For State Auditor Jim Zeigler, it also marks the lapse of an important deadline: Zeigler had hoped to rectify what he says was a historic wrong, when two official state portraits of Wallace were removed from the Capitol rotunda, contrary to state law that dictates they remain there “in perpetuity.”

“This was a wrong that needs to be righted,” Zeigler said at the River Region Republican March meeting in Montgomery on Wednesday. “We need to preserve our state’s heritage. These politically correct government officials want their own version of history instead of what actually happened.”

“My goal was to have the portraits returned to their historical place by May 7, the day Gov. Lurleen Wallace died,” he said.  “That day is here, and still the portraits remain banished from where they historically and legally were.”

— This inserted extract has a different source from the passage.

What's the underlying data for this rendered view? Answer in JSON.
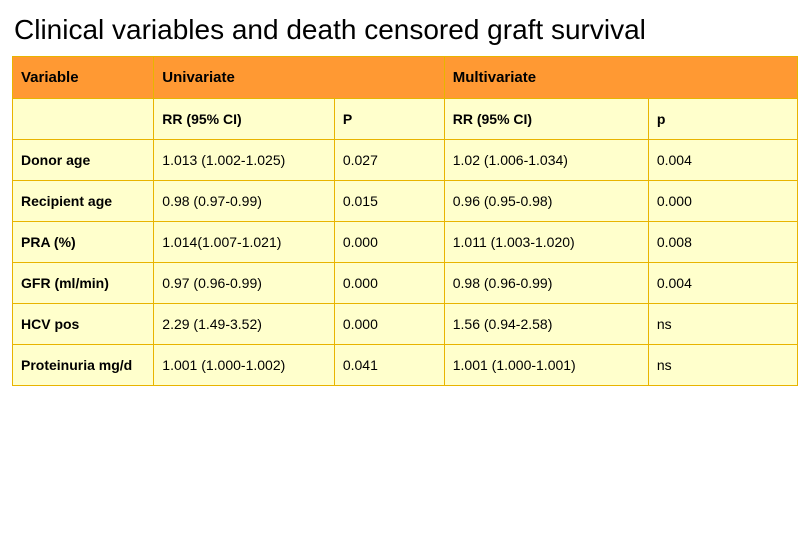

A 1983 joint legislative resolution demands that all state portraits remain in the rotunda.

But former Director of Historic Sites Dr. Stephen McNair took the liberty of removing them in January, placing them instead in a less prominent place on floor down near a infrequently trafficked hallway, where visitors are less likely to see them.

Zeigler had filed a formal complaint to McNair, but the historian left his job with the state in the interim. Zeigler has followed up with his successor’s office, but was not able to get enough traction on the issue to replace the portraits before the symbolic May 7 deadline.